Should I Separate My Personal and Small Business Bank?
As any small business owner knows, separating your money between personal and business checking accounts is the best practice to ensure that your business operates smoothly and your legal and tax obligations are fully met. But this also raises the question of whether it is more advantageous to keep both checking accounts at the same bank or to keep the accounts at separate banks.
There are a number of advantages to using the same bank for both checking accounts. Chief among them is the ability to transfer funds from one account to another at little or no cost. Such transfers are completed much faster than can be achieved when more than one bank is involved. But other advantages are equally enticing.
For one thing, some banks offer free personal checking to customers who also have a small business checking account. This can save you quite a bit of money in banking fees. But beyond the savings, having both accounts at the same bank can also make it easier to borrow money for yourself or your business. You strengthen your relationship with the bank with every account you hold there, so look for opportunities to open new accounts, such as savings accounts, certificate of deposits, money market accounts, and credit card accounts.

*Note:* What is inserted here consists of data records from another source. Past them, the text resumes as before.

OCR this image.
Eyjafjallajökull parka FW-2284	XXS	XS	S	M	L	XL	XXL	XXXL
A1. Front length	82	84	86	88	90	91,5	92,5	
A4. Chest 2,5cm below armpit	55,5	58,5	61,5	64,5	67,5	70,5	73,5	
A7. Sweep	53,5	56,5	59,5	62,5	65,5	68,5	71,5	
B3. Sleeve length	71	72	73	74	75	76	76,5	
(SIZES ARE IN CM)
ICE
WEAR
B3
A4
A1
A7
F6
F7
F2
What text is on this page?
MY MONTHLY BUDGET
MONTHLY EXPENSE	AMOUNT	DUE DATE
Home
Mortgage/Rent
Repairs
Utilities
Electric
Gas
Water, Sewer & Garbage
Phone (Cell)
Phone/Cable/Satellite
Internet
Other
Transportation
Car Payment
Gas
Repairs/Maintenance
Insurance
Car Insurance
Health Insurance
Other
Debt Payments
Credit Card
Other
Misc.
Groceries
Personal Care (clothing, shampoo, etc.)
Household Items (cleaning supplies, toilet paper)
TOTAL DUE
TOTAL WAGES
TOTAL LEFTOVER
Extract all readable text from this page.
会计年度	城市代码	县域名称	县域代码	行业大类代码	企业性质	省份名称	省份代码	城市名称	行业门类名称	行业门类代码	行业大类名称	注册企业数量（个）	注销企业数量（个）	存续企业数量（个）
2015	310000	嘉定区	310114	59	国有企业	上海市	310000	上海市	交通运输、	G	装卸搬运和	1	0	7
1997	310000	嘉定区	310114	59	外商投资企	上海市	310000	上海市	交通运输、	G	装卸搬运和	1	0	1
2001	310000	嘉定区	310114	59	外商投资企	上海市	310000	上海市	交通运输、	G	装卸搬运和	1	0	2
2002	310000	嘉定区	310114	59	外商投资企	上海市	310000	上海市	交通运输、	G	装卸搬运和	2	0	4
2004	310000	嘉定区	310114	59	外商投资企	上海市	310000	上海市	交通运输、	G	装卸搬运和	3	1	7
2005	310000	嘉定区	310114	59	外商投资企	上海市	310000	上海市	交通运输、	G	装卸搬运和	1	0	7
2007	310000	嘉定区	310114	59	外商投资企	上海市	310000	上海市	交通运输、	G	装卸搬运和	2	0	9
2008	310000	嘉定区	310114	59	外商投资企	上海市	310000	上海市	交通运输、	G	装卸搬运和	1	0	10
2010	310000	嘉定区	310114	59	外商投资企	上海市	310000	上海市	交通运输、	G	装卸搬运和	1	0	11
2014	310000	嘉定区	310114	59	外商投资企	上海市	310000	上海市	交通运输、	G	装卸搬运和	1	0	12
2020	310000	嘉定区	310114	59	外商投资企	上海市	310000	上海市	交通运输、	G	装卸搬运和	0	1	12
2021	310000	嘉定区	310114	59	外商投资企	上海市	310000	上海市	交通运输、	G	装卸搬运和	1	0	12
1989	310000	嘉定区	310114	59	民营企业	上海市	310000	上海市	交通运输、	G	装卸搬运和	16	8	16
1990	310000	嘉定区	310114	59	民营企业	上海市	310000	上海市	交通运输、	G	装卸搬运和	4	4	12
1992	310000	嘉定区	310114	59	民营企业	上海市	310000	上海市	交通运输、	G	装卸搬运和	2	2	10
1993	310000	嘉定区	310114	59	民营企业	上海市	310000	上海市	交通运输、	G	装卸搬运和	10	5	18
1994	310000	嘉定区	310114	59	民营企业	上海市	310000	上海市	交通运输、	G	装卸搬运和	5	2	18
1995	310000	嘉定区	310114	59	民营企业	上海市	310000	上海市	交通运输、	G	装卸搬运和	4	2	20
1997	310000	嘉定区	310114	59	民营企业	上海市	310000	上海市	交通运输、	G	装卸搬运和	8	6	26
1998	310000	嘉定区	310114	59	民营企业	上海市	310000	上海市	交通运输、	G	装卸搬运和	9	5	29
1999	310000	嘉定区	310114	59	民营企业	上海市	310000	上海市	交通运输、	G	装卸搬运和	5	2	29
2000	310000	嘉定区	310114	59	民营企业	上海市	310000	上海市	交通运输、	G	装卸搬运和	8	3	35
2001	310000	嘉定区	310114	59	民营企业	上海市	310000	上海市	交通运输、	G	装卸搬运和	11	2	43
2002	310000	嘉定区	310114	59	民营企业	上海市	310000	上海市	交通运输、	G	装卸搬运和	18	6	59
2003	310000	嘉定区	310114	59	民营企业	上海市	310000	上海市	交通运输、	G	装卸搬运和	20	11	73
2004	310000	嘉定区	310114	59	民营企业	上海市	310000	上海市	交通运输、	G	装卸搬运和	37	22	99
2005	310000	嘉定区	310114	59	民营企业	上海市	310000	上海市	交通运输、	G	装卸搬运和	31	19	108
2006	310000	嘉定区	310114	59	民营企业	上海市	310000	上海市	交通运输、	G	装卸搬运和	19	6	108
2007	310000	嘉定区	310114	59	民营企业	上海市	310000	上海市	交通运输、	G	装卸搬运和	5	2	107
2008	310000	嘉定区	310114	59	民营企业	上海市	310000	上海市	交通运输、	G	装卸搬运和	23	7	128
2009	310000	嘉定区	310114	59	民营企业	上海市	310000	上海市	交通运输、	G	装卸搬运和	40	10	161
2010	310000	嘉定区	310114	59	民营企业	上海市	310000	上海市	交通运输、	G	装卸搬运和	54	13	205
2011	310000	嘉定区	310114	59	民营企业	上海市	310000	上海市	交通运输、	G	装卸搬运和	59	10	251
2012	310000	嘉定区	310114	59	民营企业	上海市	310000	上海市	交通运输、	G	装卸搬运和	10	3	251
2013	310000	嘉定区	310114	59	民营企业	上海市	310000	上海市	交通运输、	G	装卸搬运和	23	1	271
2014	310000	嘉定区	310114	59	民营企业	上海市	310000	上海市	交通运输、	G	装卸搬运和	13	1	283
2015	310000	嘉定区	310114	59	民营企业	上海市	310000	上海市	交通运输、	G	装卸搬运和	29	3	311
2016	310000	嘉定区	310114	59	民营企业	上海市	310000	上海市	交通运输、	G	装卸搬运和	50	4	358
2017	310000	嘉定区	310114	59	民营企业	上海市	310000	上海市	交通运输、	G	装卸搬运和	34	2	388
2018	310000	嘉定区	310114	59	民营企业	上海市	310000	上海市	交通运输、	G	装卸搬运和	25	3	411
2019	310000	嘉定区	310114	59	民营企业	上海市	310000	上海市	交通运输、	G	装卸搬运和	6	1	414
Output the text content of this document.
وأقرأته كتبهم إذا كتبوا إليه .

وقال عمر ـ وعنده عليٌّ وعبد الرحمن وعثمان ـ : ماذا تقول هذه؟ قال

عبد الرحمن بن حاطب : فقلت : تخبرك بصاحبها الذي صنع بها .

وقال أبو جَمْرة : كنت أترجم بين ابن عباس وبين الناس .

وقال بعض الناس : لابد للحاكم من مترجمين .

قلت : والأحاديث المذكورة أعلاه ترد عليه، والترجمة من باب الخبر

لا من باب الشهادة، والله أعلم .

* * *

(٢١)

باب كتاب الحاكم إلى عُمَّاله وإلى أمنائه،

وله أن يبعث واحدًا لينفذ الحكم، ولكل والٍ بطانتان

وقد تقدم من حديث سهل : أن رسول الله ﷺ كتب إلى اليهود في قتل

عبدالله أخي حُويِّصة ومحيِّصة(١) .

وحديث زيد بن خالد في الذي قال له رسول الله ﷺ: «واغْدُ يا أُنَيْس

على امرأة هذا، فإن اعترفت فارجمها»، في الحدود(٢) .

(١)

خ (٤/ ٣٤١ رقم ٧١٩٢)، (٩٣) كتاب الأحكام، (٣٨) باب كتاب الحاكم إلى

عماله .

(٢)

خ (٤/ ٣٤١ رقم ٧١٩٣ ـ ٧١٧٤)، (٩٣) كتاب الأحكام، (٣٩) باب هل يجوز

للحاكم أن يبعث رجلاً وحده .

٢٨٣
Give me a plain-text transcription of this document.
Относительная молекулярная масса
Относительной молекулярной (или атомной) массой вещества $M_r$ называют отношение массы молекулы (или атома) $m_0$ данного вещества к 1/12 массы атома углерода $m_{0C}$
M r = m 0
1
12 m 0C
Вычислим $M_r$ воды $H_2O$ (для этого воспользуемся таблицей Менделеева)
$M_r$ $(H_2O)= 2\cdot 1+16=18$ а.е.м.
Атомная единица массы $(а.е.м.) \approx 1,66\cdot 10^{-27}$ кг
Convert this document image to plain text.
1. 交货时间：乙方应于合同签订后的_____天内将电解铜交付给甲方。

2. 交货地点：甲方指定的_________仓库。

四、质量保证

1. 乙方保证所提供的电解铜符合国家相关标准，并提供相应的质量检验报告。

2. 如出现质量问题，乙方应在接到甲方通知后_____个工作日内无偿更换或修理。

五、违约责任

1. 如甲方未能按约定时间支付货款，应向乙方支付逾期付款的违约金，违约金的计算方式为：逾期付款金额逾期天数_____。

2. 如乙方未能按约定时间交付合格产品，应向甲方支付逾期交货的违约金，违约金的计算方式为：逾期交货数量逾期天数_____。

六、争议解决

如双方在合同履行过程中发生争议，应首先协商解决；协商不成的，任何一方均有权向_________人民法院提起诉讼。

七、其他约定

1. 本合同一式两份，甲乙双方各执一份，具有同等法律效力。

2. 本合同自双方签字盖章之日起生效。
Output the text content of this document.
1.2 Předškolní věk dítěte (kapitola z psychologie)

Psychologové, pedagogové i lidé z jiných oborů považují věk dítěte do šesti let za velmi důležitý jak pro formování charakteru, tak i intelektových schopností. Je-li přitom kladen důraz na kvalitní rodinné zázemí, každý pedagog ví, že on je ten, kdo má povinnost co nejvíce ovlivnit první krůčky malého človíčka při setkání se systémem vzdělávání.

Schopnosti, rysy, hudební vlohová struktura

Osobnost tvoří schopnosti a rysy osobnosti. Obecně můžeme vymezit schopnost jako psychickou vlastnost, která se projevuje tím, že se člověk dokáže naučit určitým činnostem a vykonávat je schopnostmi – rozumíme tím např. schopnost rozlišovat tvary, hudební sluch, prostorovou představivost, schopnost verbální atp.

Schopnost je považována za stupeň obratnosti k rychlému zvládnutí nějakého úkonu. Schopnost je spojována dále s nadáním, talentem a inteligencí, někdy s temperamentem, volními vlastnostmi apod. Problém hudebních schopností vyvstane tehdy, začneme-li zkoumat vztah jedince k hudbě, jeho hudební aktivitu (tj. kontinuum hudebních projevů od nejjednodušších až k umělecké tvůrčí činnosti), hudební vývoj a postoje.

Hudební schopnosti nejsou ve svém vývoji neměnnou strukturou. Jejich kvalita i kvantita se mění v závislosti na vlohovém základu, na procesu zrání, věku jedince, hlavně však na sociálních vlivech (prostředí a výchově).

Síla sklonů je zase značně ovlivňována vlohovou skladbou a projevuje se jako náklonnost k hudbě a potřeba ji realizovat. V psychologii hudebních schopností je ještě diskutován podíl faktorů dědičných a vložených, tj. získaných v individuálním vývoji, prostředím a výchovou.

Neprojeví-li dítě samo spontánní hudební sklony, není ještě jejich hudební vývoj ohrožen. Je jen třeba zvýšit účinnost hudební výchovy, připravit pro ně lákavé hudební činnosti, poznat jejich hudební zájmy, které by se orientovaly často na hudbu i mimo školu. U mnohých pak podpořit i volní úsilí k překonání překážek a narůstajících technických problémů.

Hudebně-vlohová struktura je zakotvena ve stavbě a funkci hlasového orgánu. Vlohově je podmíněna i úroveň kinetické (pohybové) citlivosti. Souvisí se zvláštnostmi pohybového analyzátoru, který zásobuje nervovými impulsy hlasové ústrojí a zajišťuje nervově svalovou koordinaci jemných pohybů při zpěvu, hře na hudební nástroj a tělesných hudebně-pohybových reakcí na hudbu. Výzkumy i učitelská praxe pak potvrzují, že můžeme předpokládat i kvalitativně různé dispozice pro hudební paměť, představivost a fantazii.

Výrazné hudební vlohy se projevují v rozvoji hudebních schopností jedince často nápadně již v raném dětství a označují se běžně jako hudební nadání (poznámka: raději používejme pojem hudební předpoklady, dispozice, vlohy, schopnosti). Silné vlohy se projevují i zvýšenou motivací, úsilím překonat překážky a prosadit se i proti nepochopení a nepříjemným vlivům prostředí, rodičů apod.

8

Banks are risk averse, so showing the bank how well you handle money on both the personal side and the business end of your life helps make the case that you’re a safe credit risk. Multiple accounts can also qualify you for lower interest rates, additional free banking services, and higher credit balances.
Many online banking tools accessible through your small business checking account can also be used with your personal checking account, if both accounts are at the same bank. This can be very helpful to your business accounting if some things, such as business lunches and travel, were paid for through your personal account but need to be applied to your business expenses even if you didn’t actually reimburse yourself.
You can also easily arrange automatic transfers from your business checking to your personal checking instead of making trips to the bank to pay yourself. Often this option is free, whereas automatic payroll deposits to other banks aren’t. It’s just one more way to reduce your banking costs while freeing up more of your time and ensuring your private money stays separate from the business account.
There is one important caveat to this, however. The FDIC will only insure up to $250,000 for a single owner of multiple accounts if the accounts don’t meet strict category definitions. In other words, accounts in the name of a sole proprietorship are considered by the FDIC to have the same owner as the personal checking account, thus the total insurance coverage is only $250,000. However, if the small business is an association, a partnership, or incorporated, the business account is considered to be in a separate category from the personal account and therefore the effective FDIC coverage is doubled.
If you have a sole proprietorship, to ensure FDIC coverage of all of your deposits, you should keep your personal and business checking accounts at different banks if the total sum of both accounts will exceed $250,000.